Scenic USA - Michigan Colonial Michililmackinac |
Photos and Article by Monnie Ryan Monnie Ryan Photography |
Just on the outskirts of Mackinaw City, Michigan, sightseers and history enthusiasts will find Colonial Michilimackinac State Park. Michilimackinac has been a state park since 1904, and the French restored fort, surrounded by a wooden palisade, was opened in 1933. The early 18th century fort was used as a supply post for French traders, and was not built primarily as a military post. The fort grounds were added as a National Historic Landmark in 1960.
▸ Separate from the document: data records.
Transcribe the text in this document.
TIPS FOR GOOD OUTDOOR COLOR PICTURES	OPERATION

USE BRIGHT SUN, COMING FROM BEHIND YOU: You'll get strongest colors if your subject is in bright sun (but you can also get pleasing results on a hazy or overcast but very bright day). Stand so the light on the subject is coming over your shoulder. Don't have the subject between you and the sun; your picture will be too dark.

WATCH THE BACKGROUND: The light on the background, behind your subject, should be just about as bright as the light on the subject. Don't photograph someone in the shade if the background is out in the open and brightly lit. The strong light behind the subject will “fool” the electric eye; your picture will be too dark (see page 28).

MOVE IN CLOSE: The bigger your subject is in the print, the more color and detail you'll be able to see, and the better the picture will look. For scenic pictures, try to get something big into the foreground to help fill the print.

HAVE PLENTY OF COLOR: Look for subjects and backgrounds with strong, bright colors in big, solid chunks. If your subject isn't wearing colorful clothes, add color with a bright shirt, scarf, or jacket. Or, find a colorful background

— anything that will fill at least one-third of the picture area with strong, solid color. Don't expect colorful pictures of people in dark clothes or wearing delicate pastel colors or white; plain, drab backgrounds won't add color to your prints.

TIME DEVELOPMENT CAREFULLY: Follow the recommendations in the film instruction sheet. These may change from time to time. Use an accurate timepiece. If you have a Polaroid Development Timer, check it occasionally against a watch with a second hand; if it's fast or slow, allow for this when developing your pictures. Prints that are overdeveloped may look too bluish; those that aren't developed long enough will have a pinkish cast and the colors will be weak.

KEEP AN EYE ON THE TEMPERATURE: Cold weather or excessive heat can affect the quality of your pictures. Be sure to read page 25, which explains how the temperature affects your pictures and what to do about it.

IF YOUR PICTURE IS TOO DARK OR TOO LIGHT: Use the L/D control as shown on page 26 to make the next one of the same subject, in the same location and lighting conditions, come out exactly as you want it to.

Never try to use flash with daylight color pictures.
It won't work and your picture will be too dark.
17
Here, amid the 13 buildings are appropriately costumed interpreters, who lead walking tours dressed as soldiers, a fur trader, a priest and an apothecary, all demonstrating what life was like many years ago. At appointed times, soldiers fire their muskets on the parade ground, and canon balls are fired across the Straits of Mackinac from an 18th century canon in the general direction of the Mackinac Bridge, better known as the
Mighty Mac.
Native Indians are included here as well. Just outside the fort walls is an encampment, complete with wigwams, where interpreters wear traditional clothing and explain what it was like to live in a Waginogan (a domed or oval birch bark house) or Nasaogan (a triangular-shaped home, usually covered in bark). Also of interest here in summer is the archaeological dig, the longest-running and most extensive archeological excavations in North America.